I flinched, embracing the end. The tire missed my head but not my shoulder. S l o w l y the truck rolled its weight down my arm and across my stomach. Images of Houdini scenes flashed into my head. “Is this truck going to saw me in half? What’s going to happen to my innards?”, I wondered, picturing the stuff that horror movies are made of. I tried to scream for help, but I couldn’t make a sound. As the truck rolled away, I was surprised that I could still be alive and that there wasn’t goo on the ground. By now I noticed that my blood was smearing from my lips into a dirty stain on the pavement. I didn’t have time to process what happened. Unrelenting pain couldn’t keep me motionless. Somehow, I jumped to my feet and ran hard after the car in hysterical tears, “My baby!”. My boy was still strapped into his car seat in my truck that was rolling away.
Unbeknownst to me, there was a silent witness that happened to come on this scene right before the action started. Foreseeing what was likely to happen, he blocked the coming traffic to make sure that my truck wouldn’t be met with a collision. Thankfully, the angle that my truck was in made it so that as it rolled down the incline in a half circle, it wasn’t rolling into traffic but was being stopped by a cinder wall. My son was terrified and crying after witnessing what just happened to Mommy, but he was unharmed. As my Super Mommy adrenaline wore off I finally realized that there was blood everywhere and the pain started to set in. I had tire tracks on my stomach and I was afraid to move as my arm started to lock up.

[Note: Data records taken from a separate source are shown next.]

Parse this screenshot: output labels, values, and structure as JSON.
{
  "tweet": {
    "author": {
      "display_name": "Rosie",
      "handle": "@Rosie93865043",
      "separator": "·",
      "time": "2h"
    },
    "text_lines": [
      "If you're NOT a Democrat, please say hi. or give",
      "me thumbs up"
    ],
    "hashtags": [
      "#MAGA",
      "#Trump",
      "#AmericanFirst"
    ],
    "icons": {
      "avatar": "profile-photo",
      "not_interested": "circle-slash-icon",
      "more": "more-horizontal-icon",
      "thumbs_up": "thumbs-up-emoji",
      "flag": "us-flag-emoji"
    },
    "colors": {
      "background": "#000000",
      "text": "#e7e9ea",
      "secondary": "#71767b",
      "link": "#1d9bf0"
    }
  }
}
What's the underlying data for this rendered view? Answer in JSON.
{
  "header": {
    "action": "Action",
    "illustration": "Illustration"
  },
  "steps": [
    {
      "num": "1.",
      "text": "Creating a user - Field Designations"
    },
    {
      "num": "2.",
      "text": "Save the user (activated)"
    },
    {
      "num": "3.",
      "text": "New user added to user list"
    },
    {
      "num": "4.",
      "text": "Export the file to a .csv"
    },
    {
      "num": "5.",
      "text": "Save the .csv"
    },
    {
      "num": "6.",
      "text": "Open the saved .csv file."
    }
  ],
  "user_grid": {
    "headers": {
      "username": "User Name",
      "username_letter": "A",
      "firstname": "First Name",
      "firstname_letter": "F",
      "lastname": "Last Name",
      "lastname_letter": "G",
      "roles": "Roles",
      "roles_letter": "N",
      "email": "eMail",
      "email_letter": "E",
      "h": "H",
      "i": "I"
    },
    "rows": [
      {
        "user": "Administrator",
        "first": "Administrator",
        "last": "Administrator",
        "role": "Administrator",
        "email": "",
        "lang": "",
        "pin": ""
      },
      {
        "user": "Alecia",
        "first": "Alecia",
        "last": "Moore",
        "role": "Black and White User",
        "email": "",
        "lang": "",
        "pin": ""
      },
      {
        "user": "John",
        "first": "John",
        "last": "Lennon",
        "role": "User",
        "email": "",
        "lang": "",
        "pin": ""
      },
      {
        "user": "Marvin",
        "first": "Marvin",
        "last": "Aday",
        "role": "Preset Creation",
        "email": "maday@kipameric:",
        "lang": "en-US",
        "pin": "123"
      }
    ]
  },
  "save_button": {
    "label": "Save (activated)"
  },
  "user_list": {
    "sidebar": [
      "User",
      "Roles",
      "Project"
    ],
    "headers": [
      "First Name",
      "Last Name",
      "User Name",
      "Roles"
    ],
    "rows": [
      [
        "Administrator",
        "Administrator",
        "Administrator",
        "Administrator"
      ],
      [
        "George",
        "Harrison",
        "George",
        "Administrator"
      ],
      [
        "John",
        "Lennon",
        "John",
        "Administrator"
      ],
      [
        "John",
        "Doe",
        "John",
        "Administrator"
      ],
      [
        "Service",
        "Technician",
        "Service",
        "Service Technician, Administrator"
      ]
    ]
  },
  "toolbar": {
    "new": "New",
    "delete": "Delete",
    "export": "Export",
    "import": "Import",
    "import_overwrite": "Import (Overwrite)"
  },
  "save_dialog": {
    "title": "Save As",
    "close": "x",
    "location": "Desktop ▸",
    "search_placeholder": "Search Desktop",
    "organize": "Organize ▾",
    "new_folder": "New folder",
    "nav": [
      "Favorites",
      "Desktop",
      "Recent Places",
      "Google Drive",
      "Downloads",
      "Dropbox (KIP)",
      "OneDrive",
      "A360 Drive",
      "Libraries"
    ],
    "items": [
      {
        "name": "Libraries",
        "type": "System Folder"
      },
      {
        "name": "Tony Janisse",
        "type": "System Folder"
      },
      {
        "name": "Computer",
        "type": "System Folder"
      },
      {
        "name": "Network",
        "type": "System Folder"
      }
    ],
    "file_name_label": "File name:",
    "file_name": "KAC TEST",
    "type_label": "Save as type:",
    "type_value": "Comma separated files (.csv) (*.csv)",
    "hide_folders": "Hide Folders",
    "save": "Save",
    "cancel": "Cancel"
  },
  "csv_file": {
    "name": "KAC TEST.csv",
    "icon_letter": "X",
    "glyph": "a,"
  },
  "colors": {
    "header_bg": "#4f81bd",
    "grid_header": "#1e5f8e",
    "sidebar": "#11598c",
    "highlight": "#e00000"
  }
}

Then the dam burst. Trembling and failing horribly at composing myself, tears pooled on my knees like a flood. I attempted to process what just happened. Surely, I should have died. I’m thankful I didn’t, but how did I escape? I looked up and suddenly there was a police squad car and a fire truck that came to my aid. In between sniffles, snot, and catching my breath I recounted what happened. They wanted to call an ambulance… I thought, “Yeah that’s not your hospital bill buddy, but thanks.” The scene was walked over by the officer. After tracing the trajectory of the vehicle and examining the tire tracks both the officer and the firemen were in awe. They concluded that if I fell a mere few inches to the right or the left they would likely be calling a coroner, not a tow truck. “You are extremely lucky to be alive, ma’am.” Several hours (and thousands of dollars in hospital bills… yikes) later, x-rays, and a ct scan all cleared me to be discharged from the hospital. Despite the traumatic events leading up to that night there were no fractures or any broken bones to be found. I was just left in pain and awe.
May 1st, 2014 will probably always be a huge defining moment for me. Suddenly the details in life hold such greater significance. “Nothing can pluck you from his hand.” became less of a soteriological battle cry and much more of a practical application. The idea that the details of my days were all laid out bring great comfort and fear to me. Jesus loves me. Like loves me loves me. And yet… I keep finding myself in that bloody place in the pavement, seeing death coming for me, and yet– living. Undone after that first breath of new life, and trembling at the graveness of my state, I am left with a question. Where would I be both physically and spiritually if it weren’t for Jesus intervening? A few inches to the right or the left, that’s where.